L’atelier de l’écriture et la pensée du suspens

Jacqueline DE CLERCQ, Entre solstices et équinoxes, suivi de Des mots en un certain ordre assemblés, préface de Philippe Leuckx, peintures de Dominiq Fournal, Coudrier, coll. « Sortilèges », 2023, 73 p., 20 €, ISBN : 978-2-39052-045-0

de clercq entre solstices et equinoxesDeux parties, à la fois distinctes formellement et liées par la même thématique : l’espace-temps, donnent à lire une conception de l’art de l’ordre du peint ou de l’écrit. Les peintures de Dominiq Fournal qui rythment les différentes séquences du livre en sont une trace illustrative ; Jacqueline De Clercq s’inspire ici du peintre nabi et historien de l’art Maurice Denis pour qui il convient de  « se rappeler qu’un tableau — avant d’être un cheval de bataille, une femme nue ou une quelconque anecdote — est essentiellement une surface plane recouverte de couleurs en un certain ordre assemblées ». Elle propose donc un ensemble très structuré : une première partie, Entre solstices et équinoxes, qui évoque les quatre saisons, chacune définie par trois poèmes, tous titrés, sauf la troisième, le printemps, qui n’est composé que d’un couple de poèmes ; une seconde partie, avec un prologue, quatre pièces en vers et un poème en prose final. Toutefois, la rigueur de cette structure est équilibrée par une liberté totale donnée aux vocables, provoquant des germinations de sens et de sonorités.

On notera que le solstice est l’un des deux moments de l’année où le Soleil se trouve à sa position la plus au nord ou la plus au sud dans le ciel, car il ralentit sa course avant d’atteindre sa déclinaison extrême. Tandis que les équinoxes se caractérisent par une durée égale entre le jour et la nuit sur toute la planète, les solstices correspondent donc à une durée de jour et de nuit maximales. De tout temps et dans différentes cultures, ces mouvements astronomiques ont produit des rituels axés sur la Nature.

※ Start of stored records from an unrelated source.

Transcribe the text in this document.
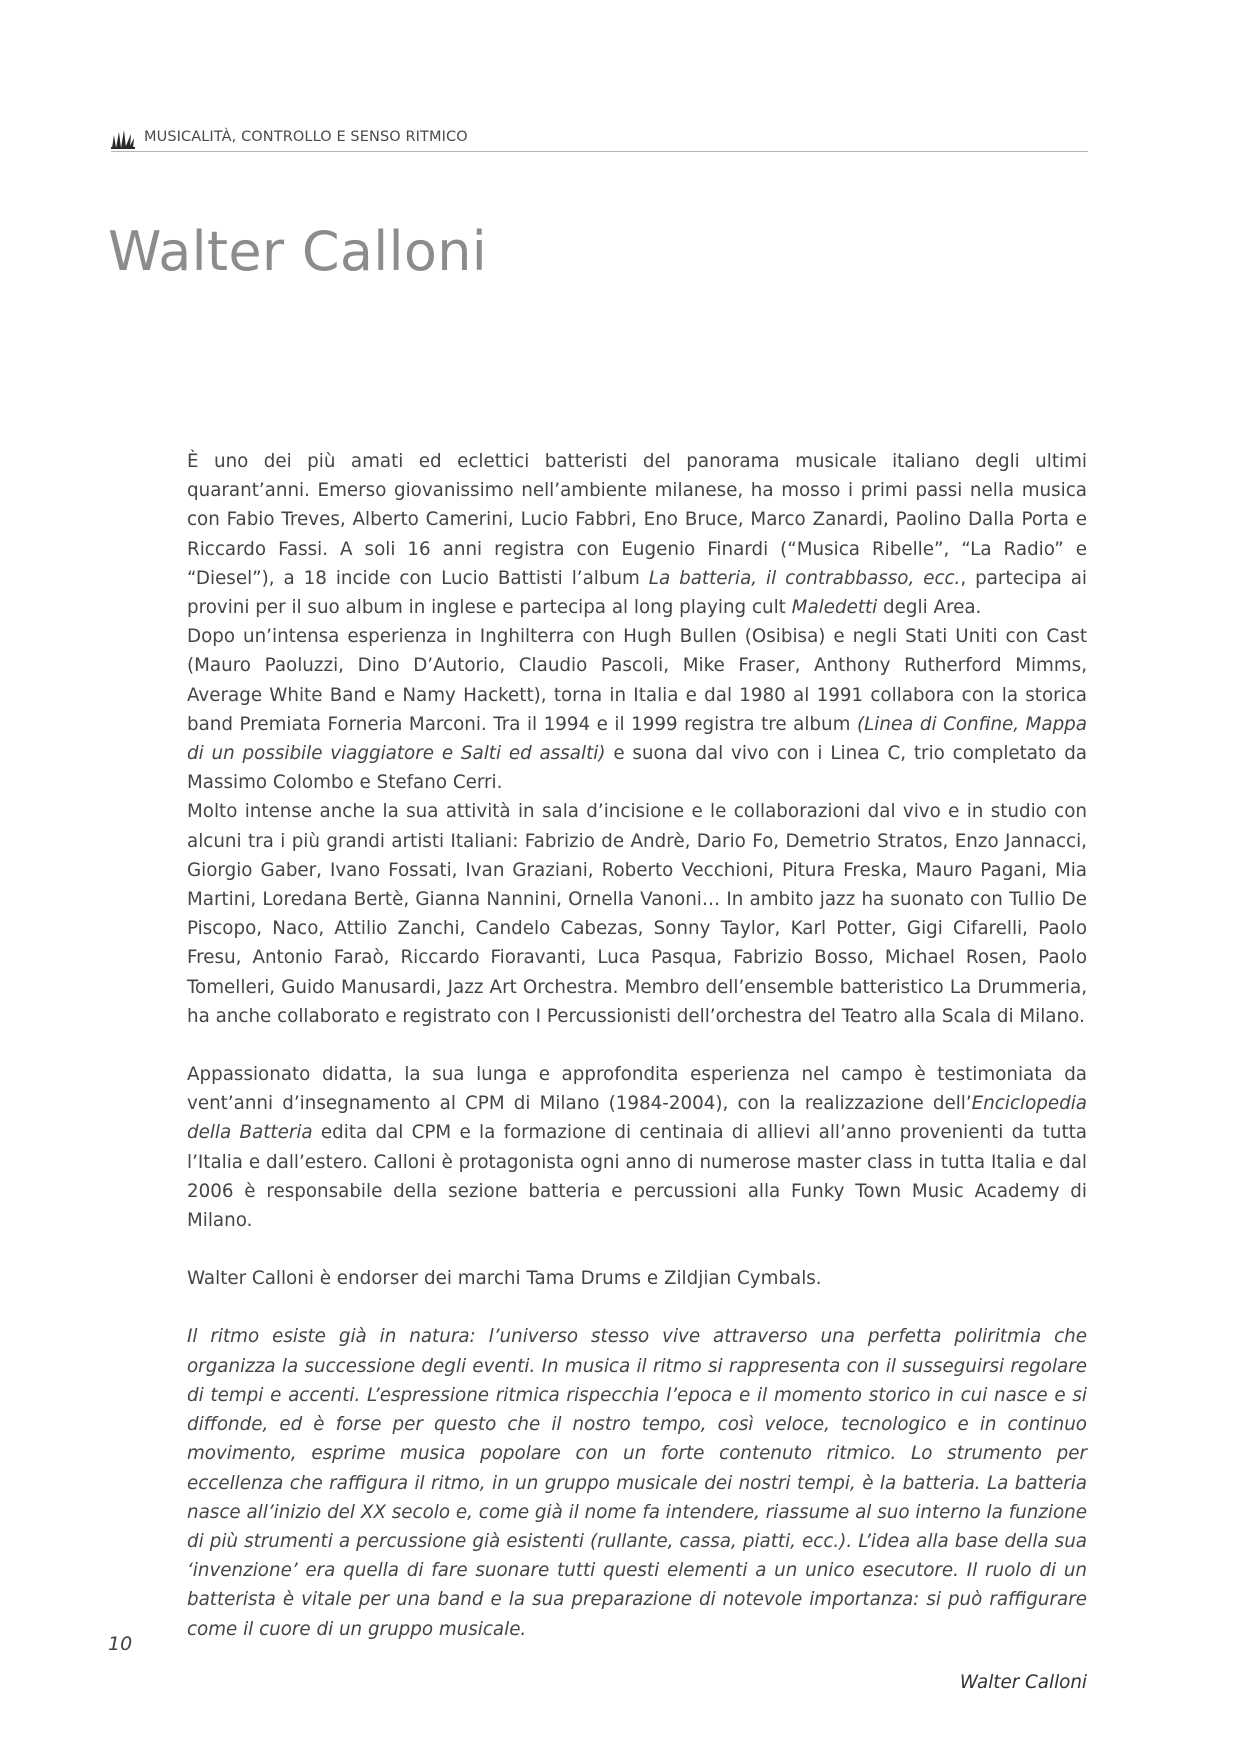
MUSICALITÀ, CONTROLLO E SENSO RITMICO
Walter Calloni

È uno dei più amati ed eclettici batteristi del panorama musicale italiano degli ultimi quarant’anni. Emerso giovanissimo nell’ambiente milanese, ha mosso i primi passi nella musica con Fabio Treves, Alberto Camerini, Lucio Fabbri, Eno Bruce, Marco Zanardi, Paolino Dalla Porta e Riccardo Fassi. A soli 16 anni registra con Eugenio Finardi (“Musica Ribelle”, “La Radio” e “Diesel”), a 18 incide con Lucio Battisti l’album La batteria, il contrabbasso, ecc., partecipa ai provini per il suo album in inglese e partecipa al long playing cult Maledetti degli Area.

Dopo un’intensa esperienza in Inghilterra con Hugh Bullen (Osibisa) e negli Stati Uniti con Cast (Mauro Paoluzzi, Dino D’Autorio, Claudio Pascoli, Mike Fraser, Anthony Rutherford Mimms, Average White Band e Namy Hackett), torna in Italia e dal 1980 al 1991 collabora con la storica band Premiata Forneria Marconi. Tra il 1994 e il 1999 registra tre album (Linea di Confine, Mappa di un possibile viaggiatore e Salti ed assalti) e suona dal vivo con i Linea C, trio completato da Massimo Colombo e Stefano Cerri.

Molto intense anche la sua attività in sala d’incisione e le collaborazioni dal vivo e in studio con alcuni tra i più grandi artisti Italiani: Fabrizio de Andrè, Dario Fo, Demetrio Stratos, Enzo Jannacci, Giorgio Gaber, Ivano Fossati, Ivan Graziani, Roberto Vecchioni, Pitura Freska, Mauro Pagani, Mia Martini, Loredana Bertè, Gianna Nannini, Ornella Vanoni… In ambito jazz ha suonato con Tullio De Piscopo, Naco, Attilio Zanchi, Candelo Cabezas, Sonny Taylor, Karl Potter, Gigi Cifarelli, Paolo Fresu, Antonio Faraò, Riccardo Fioravanti, Luca Pasqua, Fabrizio Bosso, Michael Rosen, Paolo Tomelleri, Guido Manusardi, Jazz Art Orchestra. Membro dell’ensemble batteristico La Drummeria, ha anche collaborato e registrato con I Percussionisti dell’orchestra del Teatro alla Scala di Milano.

Appassionato didatta, la sua lunga e approfondita esperienza nel campo è testimoniata da vent’anni d’insegnamento al CPM di Milano (1984-2004), con la realizzazione dell’Enciclopedia della Batteria edita dal CPM e la formazione di centinaia di allievi all’anno provenienti da tutta l’Italia e dall’estero. Calloni è protagonista ogni anno di numerose master class in tutta Italia e dal 2006 è responsabile della sezione batteria e percussioni alla Funky Town Music Academy di Milano.

Walter Calloni è endorser dei marchi Tama Drums e Zildjian Cymbals.

Il ritmo esiste già in natura: l’universo stesso vive attraverso una perfetta poliritmia che organizza la successione degli eventi. In musica il ritmo si rappresenta con il susseguirsi regolare di tempi e accenti. L’espressione ritmica rispecchia l’epoca e il momento storico in cui nasce e si diffonde, ed è forse per questo che il nostro tempo, così veloce, tecnologico e in continuo movimento, esprime musica popolare con un forte contenuto ritmico. Lo strumento per eccellenza che raffigura il ritmo, in un gruppo musicale dei nostri tempi, è la batteria. La batteria nasce all’inizio del XX secolo e, come già il nome fa intendere, riassume al suo interno la funzione di più strumenti a percussione già esistenti (rullante, cassa, piatti, ecc.). L’idea alla base della sua ‘invenzione’ era quella di fare suonare tutti questi elementi a un unico esecutore. Il ruolo di un batterista è vitale per una band e la sua preparazione di notevole importanza: si può raffigurare come il cuore di un gruppo musicale.

Walter Calloni

10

Celle-ci est présente dans les poèmes : l’automne évoque des éphémérides, des figu(r)es, une scène de chasse à l’envers ; l’hiver est perçu à travers des variations climatiques, des flocons de neige, la renaissance des premières floraisons hâtives ; le printemps se distingue par la formation de nouveaux couples : des hérons, une marguerite et un papillon ; quant à l’été, on y découvre le vol d’une chauve-souris dans l’air chaud de la nuit, une évocation de la canicule, la période des Perséides…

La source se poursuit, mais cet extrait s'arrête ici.